# finding change of coordinate basis using identity function

I want to find the change of coordinate matrix using $[I]_{\beta^{'}}^\beta$ that changes ${\beta^{'}}$ coordinates into ${\beta}$ coordinates.

$${\beta^{'}}=\{(0,10),(5,0)\}$$ $${\beta}=\{(-1,3),(2,-1)\}$$

I don' have any problems writing a linear transformation as a matrix when the basis are the standard basis but when the basis are not standard then I seem to be getting the wrong answers.

I computed $[I]_{\beta^{'}}^\beta$ by first computing the identity function with respect to $\beta^{'}$ and got

$$I(0,10)=(0,10)$$ $$I(5,0)=(5,0)$$

Then when I try to write these vectors in with respect to $\beta$, similar to how I would with respect to the standard basis I get

$$\begin{bmatrix} 30 & -5 \\ -10 & 10\\ \end{bmatrix}$$

• Note that $A(A^{-1}B)=B$, with $A$ having the basis vectors of $\beta$ as columns, and $B$ having basis vectors of $\beta'$ as columns. – Abishanka Saha Dec 12 '17 at 16:15

I'm not sure how you are getting that final matrix. The first column should be the vector $(0, 10)^T$ written in terms of the basis $\beta$ and the second column should be $(5,0)^T$ written in terms of the basis $\beta$.

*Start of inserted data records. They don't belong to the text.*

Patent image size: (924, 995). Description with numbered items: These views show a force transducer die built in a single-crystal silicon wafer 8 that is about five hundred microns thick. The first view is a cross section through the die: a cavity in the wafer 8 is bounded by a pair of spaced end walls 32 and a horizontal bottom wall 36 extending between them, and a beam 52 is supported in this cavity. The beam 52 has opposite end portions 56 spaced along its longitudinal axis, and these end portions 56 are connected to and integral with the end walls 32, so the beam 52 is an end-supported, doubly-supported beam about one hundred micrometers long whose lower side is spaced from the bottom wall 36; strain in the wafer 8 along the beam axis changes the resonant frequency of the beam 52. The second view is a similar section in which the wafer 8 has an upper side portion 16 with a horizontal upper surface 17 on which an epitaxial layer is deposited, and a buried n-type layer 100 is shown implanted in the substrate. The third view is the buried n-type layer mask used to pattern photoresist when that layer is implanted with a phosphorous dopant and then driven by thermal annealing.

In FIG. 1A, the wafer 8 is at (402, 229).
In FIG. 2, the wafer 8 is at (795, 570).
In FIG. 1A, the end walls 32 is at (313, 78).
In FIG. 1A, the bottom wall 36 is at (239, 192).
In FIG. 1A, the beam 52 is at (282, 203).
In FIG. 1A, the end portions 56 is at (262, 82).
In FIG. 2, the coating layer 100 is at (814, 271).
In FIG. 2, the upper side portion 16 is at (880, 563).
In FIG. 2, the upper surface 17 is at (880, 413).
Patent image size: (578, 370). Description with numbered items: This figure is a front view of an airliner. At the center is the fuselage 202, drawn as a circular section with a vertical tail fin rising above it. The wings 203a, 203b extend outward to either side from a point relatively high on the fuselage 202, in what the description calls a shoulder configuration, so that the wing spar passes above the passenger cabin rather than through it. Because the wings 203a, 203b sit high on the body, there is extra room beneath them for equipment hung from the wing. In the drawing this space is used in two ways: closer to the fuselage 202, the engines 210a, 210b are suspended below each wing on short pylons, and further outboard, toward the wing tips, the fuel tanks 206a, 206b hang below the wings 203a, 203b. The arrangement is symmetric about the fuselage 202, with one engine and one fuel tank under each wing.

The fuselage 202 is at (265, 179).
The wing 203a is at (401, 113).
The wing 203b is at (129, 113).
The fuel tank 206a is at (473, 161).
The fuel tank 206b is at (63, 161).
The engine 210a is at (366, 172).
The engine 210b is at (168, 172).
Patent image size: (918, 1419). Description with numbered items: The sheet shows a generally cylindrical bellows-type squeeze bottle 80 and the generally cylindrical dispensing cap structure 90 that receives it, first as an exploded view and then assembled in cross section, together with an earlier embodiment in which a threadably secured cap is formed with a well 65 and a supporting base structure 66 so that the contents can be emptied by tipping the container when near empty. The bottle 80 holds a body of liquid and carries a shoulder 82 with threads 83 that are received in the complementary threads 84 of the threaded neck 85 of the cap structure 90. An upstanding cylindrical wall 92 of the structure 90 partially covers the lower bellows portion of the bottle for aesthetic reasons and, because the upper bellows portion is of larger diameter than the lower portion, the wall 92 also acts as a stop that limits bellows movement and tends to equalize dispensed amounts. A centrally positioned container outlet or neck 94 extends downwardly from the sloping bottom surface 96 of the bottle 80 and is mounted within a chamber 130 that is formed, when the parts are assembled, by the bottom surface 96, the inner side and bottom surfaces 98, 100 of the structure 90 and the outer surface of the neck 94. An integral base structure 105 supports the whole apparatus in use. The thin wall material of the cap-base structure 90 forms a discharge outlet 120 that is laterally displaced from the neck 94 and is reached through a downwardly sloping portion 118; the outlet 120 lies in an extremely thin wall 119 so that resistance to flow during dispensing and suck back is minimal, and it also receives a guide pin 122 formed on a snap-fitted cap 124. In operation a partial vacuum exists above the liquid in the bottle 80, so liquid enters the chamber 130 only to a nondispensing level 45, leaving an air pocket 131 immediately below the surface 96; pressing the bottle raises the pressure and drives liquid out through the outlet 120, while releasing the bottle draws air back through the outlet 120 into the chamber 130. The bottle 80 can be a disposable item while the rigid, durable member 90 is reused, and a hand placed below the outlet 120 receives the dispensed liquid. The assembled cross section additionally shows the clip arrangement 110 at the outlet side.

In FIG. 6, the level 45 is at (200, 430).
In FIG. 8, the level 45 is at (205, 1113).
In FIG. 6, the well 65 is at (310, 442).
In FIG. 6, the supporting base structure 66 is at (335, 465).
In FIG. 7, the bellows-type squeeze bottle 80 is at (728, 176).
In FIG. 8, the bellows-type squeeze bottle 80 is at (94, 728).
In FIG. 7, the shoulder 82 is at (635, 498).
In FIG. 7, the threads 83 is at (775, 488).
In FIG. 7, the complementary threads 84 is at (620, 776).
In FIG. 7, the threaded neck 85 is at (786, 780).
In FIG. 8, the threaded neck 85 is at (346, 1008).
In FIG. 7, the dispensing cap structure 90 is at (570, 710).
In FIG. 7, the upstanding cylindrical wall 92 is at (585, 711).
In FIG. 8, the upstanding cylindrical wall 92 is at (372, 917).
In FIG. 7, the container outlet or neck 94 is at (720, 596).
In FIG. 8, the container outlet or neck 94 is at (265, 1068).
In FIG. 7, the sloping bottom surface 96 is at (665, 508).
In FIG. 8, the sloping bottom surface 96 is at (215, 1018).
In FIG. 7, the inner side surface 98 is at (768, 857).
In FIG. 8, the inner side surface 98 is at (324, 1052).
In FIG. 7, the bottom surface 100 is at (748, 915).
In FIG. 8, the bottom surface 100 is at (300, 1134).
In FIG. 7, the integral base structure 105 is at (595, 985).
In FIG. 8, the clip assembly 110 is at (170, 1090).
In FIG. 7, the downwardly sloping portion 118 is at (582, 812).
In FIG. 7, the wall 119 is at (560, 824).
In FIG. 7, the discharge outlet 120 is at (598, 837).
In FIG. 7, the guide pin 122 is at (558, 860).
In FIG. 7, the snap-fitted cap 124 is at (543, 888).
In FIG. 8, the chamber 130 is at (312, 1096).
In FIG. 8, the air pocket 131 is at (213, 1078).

In other words, to obtain the first column, you are looking to solve the following vector equation

$$\begin{pmatrix} 0 \\ 10 \end{pmatrix} = a \begin{pmatrix} -1 \\ 3 \end{pmatrix} + b \begin{pmatrix} 2 \\ -1 \end{pmatrix}$$

This is equivalent to the system of equations

\begin{align} &0 = -a + 2b \\ &10 = 3a - b \end{align}

Solving this I get $a = 4$ and $b = 2$ so the first column in the transition matrix is $(4,2)^T$. The second column is found analogously.

If you can find $[I]^e_\beta$ - the change of co-ordinate transformation from $\beta$ to $e$, the standard basis - and the transformation $[I]^e_{\beta'}$ from $\beta'$ to $e$, then you can compose them, just remember that ${[I]^e_{\beta'}}^{-1} = [I]^{\beta'}_e$.